The Ads Platform Transition
In my final year at Eventbrite, I transitioned to the Ads platform, where I re-architected development workflows across three sub-teams and introduced real-time budget observability.
The problem: Budget fulfillment — how much of an advertiser's spend actually gets deployed — was a black box. Teams could not see whether campaigns were pacing correctly until invoicing, days or weeks later.
What I built: A real-time budget observability layer that gave the team immediate visibility into spend pacing, fulfillment rates, and campaign performance. This was instrumentation, not a new feature — but instrumentation that changed decisions.

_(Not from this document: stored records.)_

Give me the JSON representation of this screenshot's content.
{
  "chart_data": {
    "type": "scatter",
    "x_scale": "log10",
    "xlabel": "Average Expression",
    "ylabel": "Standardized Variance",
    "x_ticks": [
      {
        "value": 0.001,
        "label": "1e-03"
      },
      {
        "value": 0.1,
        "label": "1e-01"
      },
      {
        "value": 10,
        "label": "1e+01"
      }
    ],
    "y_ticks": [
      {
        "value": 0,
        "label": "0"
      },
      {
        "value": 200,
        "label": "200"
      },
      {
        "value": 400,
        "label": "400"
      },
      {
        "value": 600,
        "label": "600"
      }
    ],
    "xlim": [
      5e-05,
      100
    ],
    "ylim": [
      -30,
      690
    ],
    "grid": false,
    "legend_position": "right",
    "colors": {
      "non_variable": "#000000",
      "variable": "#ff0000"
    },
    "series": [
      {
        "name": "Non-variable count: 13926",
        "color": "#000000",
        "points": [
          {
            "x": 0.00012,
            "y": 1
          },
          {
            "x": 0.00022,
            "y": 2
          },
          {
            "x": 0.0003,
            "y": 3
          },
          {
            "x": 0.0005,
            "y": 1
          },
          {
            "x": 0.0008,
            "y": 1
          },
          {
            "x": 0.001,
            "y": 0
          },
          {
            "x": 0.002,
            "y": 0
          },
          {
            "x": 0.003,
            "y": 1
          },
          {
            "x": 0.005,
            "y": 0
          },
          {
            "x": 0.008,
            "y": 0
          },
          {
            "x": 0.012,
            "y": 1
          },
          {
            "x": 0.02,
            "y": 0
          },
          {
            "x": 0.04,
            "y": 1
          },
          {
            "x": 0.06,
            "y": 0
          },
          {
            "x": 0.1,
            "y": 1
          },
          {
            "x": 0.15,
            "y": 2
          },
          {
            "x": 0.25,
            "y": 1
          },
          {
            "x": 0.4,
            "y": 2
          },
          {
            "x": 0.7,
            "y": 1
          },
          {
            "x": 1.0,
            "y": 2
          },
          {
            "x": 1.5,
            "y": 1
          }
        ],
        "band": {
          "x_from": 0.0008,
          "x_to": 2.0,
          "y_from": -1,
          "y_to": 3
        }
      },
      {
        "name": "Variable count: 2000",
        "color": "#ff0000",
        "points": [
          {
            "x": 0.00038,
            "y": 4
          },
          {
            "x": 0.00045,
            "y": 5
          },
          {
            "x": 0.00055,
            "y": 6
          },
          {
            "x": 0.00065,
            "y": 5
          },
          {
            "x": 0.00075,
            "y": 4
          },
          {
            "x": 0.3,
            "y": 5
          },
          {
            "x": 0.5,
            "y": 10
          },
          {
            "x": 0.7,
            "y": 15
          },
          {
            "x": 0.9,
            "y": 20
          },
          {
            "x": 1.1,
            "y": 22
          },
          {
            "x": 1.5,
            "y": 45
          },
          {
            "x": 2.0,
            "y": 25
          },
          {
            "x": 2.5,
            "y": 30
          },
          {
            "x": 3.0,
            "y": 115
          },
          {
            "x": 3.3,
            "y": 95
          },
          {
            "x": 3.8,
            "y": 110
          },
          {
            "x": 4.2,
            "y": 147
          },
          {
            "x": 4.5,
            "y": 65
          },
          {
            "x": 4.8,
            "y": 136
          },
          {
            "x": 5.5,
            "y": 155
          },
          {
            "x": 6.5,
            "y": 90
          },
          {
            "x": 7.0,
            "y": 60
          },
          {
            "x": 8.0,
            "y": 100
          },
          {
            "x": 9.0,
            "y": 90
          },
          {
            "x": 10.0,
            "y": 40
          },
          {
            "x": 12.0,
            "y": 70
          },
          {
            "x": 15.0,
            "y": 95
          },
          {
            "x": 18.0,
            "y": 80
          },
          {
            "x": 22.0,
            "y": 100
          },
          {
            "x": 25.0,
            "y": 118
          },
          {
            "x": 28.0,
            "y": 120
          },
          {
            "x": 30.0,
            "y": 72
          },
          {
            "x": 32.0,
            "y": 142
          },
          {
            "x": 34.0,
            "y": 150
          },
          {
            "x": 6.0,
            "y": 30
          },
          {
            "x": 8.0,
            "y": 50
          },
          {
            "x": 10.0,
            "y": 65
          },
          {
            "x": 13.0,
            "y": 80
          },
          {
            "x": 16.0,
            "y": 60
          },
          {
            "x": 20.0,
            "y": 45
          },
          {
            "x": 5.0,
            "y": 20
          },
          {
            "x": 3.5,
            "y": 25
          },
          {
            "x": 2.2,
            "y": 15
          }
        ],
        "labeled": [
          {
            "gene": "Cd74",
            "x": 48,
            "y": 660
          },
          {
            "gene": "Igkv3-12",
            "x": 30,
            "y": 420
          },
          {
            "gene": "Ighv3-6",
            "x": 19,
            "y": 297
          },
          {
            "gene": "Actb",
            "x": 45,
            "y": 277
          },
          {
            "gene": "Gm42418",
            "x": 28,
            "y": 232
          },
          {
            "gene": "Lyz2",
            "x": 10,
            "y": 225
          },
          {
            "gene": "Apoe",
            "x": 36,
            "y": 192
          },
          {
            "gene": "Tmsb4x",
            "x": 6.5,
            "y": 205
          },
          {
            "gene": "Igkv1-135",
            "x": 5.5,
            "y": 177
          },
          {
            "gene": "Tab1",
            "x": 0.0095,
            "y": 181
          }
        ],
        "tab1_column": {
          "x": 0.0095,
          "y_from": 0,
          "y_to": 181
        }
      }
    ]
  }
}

The result: Budget fulfillment improved by 5%. More importantly, the improved visibility enabled a data-driven decision to sunset a third-party ML ranking system that was costing approximately $60K/month. The data showed that the ML system's marginal ranking improvement did not justify its cost. Without the observability layer, that call would have remained a debate rather than a decision.
What I Learned
Cost visibility changes behavior faster than cost optimization. The caching layer was technically straightforward. What made it impactful was the per-path instrumentation that came with it. When engineers could see that their code path was generating $3K/day in external calls, they started designing differently without being asked. The same pattern repeated on the Ads platform — real-time budget visibility changed team decisions within days.
Deduplication is the highest-leverage caching pattern. Traditional caching asks "have we seen this exact query before?" Deduplication asks "are we making the same request right now, in parallel, from different callers?" In a microservices architecture where the same page render triggers multiple services, deduplication catches waste that TTL-based caching misses entirely.
Infrastructure changes compound. The caching layer improved page speed, which improved crawl efficiency, which improved indexing, which improved organic visibility, which drove more traffic, which generated more revenue. No single metric tells the story. The 482% impression lift was the compound result of multiple infrastructure improvements landing in sequence. Systems thinking means understanding that a caching change is also a performance change is also an SEO change is also a revenue change.
Measure before you cut. On the Ads platform, I could have spent months trying to optimize the ML ranking system. Instead, I built the observability to measure whether it was working. It was not — at least not enough to justify $60K/month. The cheapest optimization is removing something that is not earning its cost.